Les informations reçues par M. [R] étaient ambiguës et contradictoires puisque son conseiller avait minimisé les risques pris, en indiquant que cette opération constituait un ‘Placement sécurisé’, sans vérifier la réalité des actifs réellement détenus par le groupe [B] et les passifs accumulés.

M. [R] n’a en outre aucunement été informé des risques exceptionnels ou inhabituels de pertes portant sur les opérations mises en place par la société [B] résultant de la liberté complète laissé à cette dernière dans l’usage des fonds des investisseurs.

– l’action en cause est une action en responsabilité qui se fonde sur la perte de chance de ne pas investir des opérations exposant M [R] à des risques et anormaux de pertes en capital, lesdits risques étant dissimulés au concluant en raison des défaillances de son conseiller à ses obligations de conseil et d’informations.

– la société [B] a investi la somme de 26 millions d’euros (en prix d’acquisition et travaux) sur un hôtel qui a été estimé par KPMG 2 ans après la fin de la réalisation des travaux à 13 millions d’euros.

– M. [R] ne pouvait pas anticiper l’existence de tels risques dès lors qu’aucun des éléments à sa disposition au moment des souscriptions n’était de nature à l’en informer.

– M. [R] ne pouvait considérer que dès la date de sa souscription, il avait perdu une chance de ne pas souscrire une opération qui l’exposait à des risques dissimulés ou minimisés en raison de la liberté totale laissé à la société [B] quant à l’utilisation des fonds.

– les investisseurs privés ne s’exposaient pas simplement à des risques liés à la défaillance de [B] ou de simples aléas liés à l’exploitation de l’hôtels, mais à des risques anormaux de pertes en capital.

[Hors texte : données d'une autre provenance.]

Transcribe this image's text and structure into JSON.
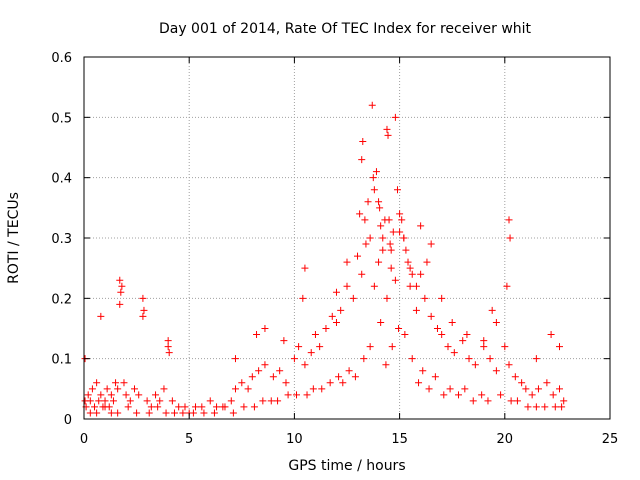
{
  "chart_data": {
    "type": "scatter",
    "title": "Day 001 of 2014, Rate Of TEC Index for receiver whit",
    "xlabel": "GPS time / hours",
    "ylabel": "ROTI / TECUs",
    "xlim": [
      0,
      25
    ],
    "ylim": [
      0,
      0.6
    ],
    "xticks": [
      0,
      5,
      10,
      15,
      20,
      25
    ],
    "xtick_labels": [
      "0",
      "5",
      "10",
      "15",
      "20",
      "25"
    ],
    "yticks": [
      0,
      0.1,
      0.2,
      0.3,
      0.4,
      0.5,
      0.6
    ],
    "ytick_labels": [
      "0",
      "0.1",
      "0.2",
      "0.3",
      "0.4",
      "0.5",
      "0.6"
    ],
    "grid": true,
    "marker": "+",
    "series": [
      {
        "name": "ROTI",
        "color": "#ff0000",
        "x": [
          0.05,
          0.1,
          0.2,
          0.3,
          0.4,
          0.5,
          0.6,
          0.7,
          0.8,
          0.9,
          1.0,
          1.1,
          1.2,
          1.3,
          1.4,
          1.5,
          1.6,
          1.7,
          1.8,
          1.9,
          2.0,
          2.2,
          2.4,
          2.6,
          2.8,
          3.0,
          3.2,
          3.4,
          3.6,
          3.8,
          4.0,
          4.2,
          4.5,
          4.8,
          5.0,
          5.3,
          5.6,
          6.0,
          6.3,
          6.6,
          7.0,
          7.2,
          7.5,
          7.8,
          8.0,
          8.3,
          8.6,
          9.0,
          9.3,
          9.6,
          10.0,
          10.2,
          10.5,
          10.8,
          11.0,
          11.2,
          11.5,
          11.8,
          12.0,
          12.2,
          12.5,
          12.8,
          13.0,
          13.2,
          13.4,
          13.6,
          13.8,
          14.0,
          14.2,
          14.4,
          14.6,
          14.8,
          15.0,
          15.2,
          15.5,
          15.8,
          16.0,
          16.2,
          16.5,
          16.8,
          17.0,
          17.3,
          17.6,
          18.0,
          18.3,
          18.6,
          19.0,
          19.3,
          19.6,
          20.0,
          20.2,
          20.5,
          20.8,
          21.0,
          21.3,
          21.6,
          22.0,
          22.3,
          22.6,
          22.8,
          0.05,
          0.8,
          1.7,
          1.75,
          2.8,
          2.85,
          4.0,
          4.05,
          7.2,
          8.2,
          8.6,
          9.5,
          10.4,
          10.5,
          12.0,
          12.5,
          13.1,
          13.2,
          13.25,
          13.35,
          13.5,
          13.7,
          13.75,
          13.8,
          13.9,
          14.0,
          14.05,
          14.1,
          14.2,
          14.3,
          14.4,
          14.45,
          14.5,
          14.55,
          14.6,
          14.7,
          14.8,
          14.9,
          15.0,
          15.1,
          15.2,
          15.3,
          15.4,
          15.5,
          15.6,
          15.8,
          16.0,
          16.3,
          16.5,
          17.0,
          17.5,
          18.2,
          19.0,
          19.4,
          19.6,
          20.1,
          20.2,
          20.25,
          21.5,
          22.2,
          22.6,
          0.3,
          0.6,
          1.0,
          1.3,
          1.6,
          2.1,
          2.5,
          3.1,
          3.5,
          3.9,
          4.3,
          4.7,
          5.2,
          5.7,
          6.2,
          6.7,
          7.1,
          7.6,
          8.1,
          8.5,
          8.9,
          9.2,
          9.7,
          10.1,
          10.6,
          10.9,
          11.3,
          11.7,
          12.1,
          12.3,
          12.6,
          12.9,
          13.3,
          13.6,
          14.1,
          14.35,
          14.65,
          14.95,
          15.25,
          15.6,
          15.9,
          16.1,
          16.4,
          16.7,
          17.1,
          17.4,
          17.8,
          18.1,
          18.5,
          18.9,
          19.2,
          19.8,
          20.3,
          20.6,
          21.1,
          21.5,
          21.9,
          22.4,
          22.7
        ],
        "y": [
          0.03,
          0.02,
          0.04,
          0.03,
          0.05,
          0.02,
          0.06,
          0.03,
          0.04,
          0.02,
          0.03,
          0.05,
          0.02,
          0.04,
          0.03,
          0.06,
          0.05,
          0.19,
          0.22,
          0.06,
          0.04,
          0.03,
          0.05,
          0.04,
          0.17,
          0.03,
          0.02,
          0.04,
          0.03,
          0.05,
          0.12,
          0.03,
          0.02,
          0.02,
          0.01,
          0.02,
          0.02,
          0.03,
          0.02,
          0.02,
          0.03,
          0.05,
          0.06,
          0.05,
          0.07,
          0.08,
          0.09,
          0.07,
          0.08,
          0.06,
          0.1,
          0.12,
          0.09,
          0.11,
          0.14,
          0.12,
          0.15,
          0.17,
          0.16,
          0.18,
          0.22,
          0.2,
          0.27,
          0.24,
          0.29,
          0.3,
          0.22,
          0.26,
          0.28,
          0.2,
          0.25,
          0.23,
          0.31,
          0.3,
          0.22,
          0.18,
          0.24,
          0.2,
          0.17,
          0.15,
          0.14,
          0.12,
          0.11,
          0.13,
          0.1,
          0.09,
          0.12,
          0.1,
          0.08,
          0.12,
          0.09,
          0.07,
          0.06,
          0.05,
          0.04,
          0.05,
          0.06,
          0.04,
          0.05,
          0.03,
          0.1,
          0.17,
          0.23,
          0.21,
          0.2,
          0.18,
          0.13,
          0.11,
          0.1,
          0.14,
          0.15,
          0.13,
          0.2,
          0.25,
          0.21,
          0.26,
          0.34,
          0.43,
          0.46,
          0.33,
          0.36,
          0.52,
          0.4,
          0.38,
          0.41,
          0.36,
          0.35,
          0.32,
          0.3,
          0.33,
          0.48,
          0.47,
          0.33,
          0.29,
          0.28,
          0.31,
          0.5,
          0.38,
          0.34,
          0.33,
          0.3,
          0.28,
          0.26,
          0.25,
          0.24,
          0.22,
          0.32,
          0.26,
          0.29,
          0.2,
          0.16,
          0.14,
          0.13,
          0.18,
          0.16,
          0.22,
          0.33,
          0.3,
          0.1,
          0.14,
          0.12,
          0.01,
          0.01,
          0.02,
          0.01,
          0.01,
          0.02,
          0.01,
          0.01,
          0.02,
          0.01,
          0.01,
          0.01,
          0.01,
          0.01,
          0.01,
          0.02,
          0.01,
          0.02,
          0.02,
          0.03,
          0.03,
          0.03,
          0.04,
          0.04,
          0.04,
          0.05,
          0.05,
          0.06,
          0.07,
          0.06,
          0.08,
          0.07,
          0.1,
          0.12,
          0.16,
          0.09,
          0.12,
          0.15,
          0.14,
          0.1,
          0.06,
          0.08,
          0.05,
          0.07,
          0.04,
          0.05,
          0.04,
          0.05,
          0.03,
          0.04,
          0.03,
          0.04,
          0.03,
          0.03,
          0.02,
          0.02,
          0.02,
          0.02,
          0.02
        ]
      }
    ]
  }
}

– l’investisseur n’était pas en mesure d’agir valablement à l’encontre de son conseiller dès la date de souscription et ne pouvait évaluer le dommage résultant de sa perte de chance.

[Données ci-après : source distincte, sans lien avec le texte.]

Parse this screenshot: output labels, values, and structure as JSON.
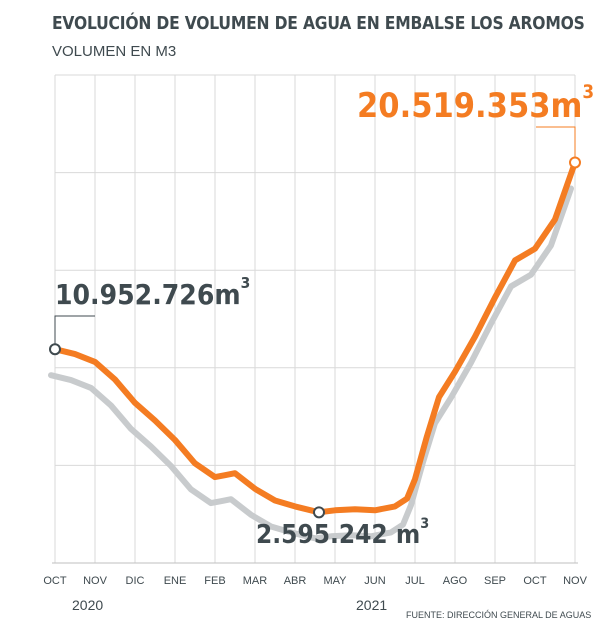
{
  "header": {
    "title": "EVOLUCIÓN DE VOLUMEN DE AGUA EN EMBALSE LOS AROMOS",
    "subtitle": "VOLUMEN EN M3"
  },
  "source": "FUENTE: DIRECCIÓN GENERAL DE AGUAS",
  "years": [
    "2020",
    "2021"
  ],
  "callouts": {
    "start": {
      "number": "10.952.726m",
      "exp": "3"
    },
    "end": {
      "number": "20.519.353m",
      "exp": "3"
    },
    "min": {
      "number": "2.595.242 m",
      "exp": "3"
    }
  },
  "colors": {
    "primary": "#f47c22",
    "shadow": "#c8cbcd",
    "text": "#3f4a4f",
    "grid": "#d9d9d9"
  },
  "chart_data": {
    "type": "line",
    "title": "EVOLUCIÓN DE VOLUMEN DE AGUA EN EMBALSE LOS AROMOS",
    "ylabel": "VOLUMEN EN M3",
    "categories": [
      "OCT",
      "NOV",
      "DIC",
      "ENE",
      "FEB",
      "MAR",
      "ABR",
      "MAY",
      "JUN",
      "JUL",
      "AGO",
      "SEP",
      "OCT",
      "NOV"
    ],
    "ylim": [
      0,
      25000000
    ],
    "grid": true,
    "series": [
      {
        "values": [
          [
            0,
            10952726
          ],
          [
            0.5,
            10700000
          ],
          [
            1.0,
            10300000
          ],
          [
            1.5,
            9400000
          ],
          [
            2.0,
            8200000
          ],
          [
            2.5,
            7300000
          ],
          [
            3.0,
            6300000
          ],
          [
            3.5,
            5100000
          ],
          [
            4.0,
            4400000
          ],
          [
            4.25,
            4500000
          ],
          [
            4.5,
            4600000
          ],
          [
            5.0,
            3800000
          ],
          [
            5.5,
            3200000
          ],
          [
            6.0,
            2900000
          ],
          [
            6.6,
            2595242
          ],
          [
            7.0,
            2700000
          ],
          [
            7.5,
            2750000
          ],
          [
            8.0,
            2700000
          ],
          [
            8.5,
            2900000
          ],
          [
            8.8,
            3300000
          ],
          [
            9.0,
            4300000
          ],
          [
            9.3,
            6500000
          ],
          [
            9.6,
            8500000
          ],
          [
            10.0,
            9800000
          ],
          [
            10.5,
            11600000
          ],
          [
            11.0,
            13600000
          ],
          [
            11.5,
            15500000
          ],
          [
            12.0,
            16100000
          ],
          [
            12.5,
            17600000
          ],
          [
            13.0,
            20519353
          ]
        ]
      }
    ]
  }
}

– ce n’est qu’au cours de la procédure collective affectant la société [B] et donc de son groupe, et postérieurement à septembre 2017 que M. [R] a été informé.

– en fixant le point de départ du délai de prescription à la date de souscription, le juge de la mise en état prive M. et Mme [R] de leur droit d’accès au juge.

– en tant que de besoin, le point de départ du délai de prescription ne peut être fixé au plus tôt qu’à la date à laquelle, M. [R] a été informé le 27 mars 2019 des conditions de sortie de l’opération CLUB DEAL PRIVILEGE HERBES BLANCHES.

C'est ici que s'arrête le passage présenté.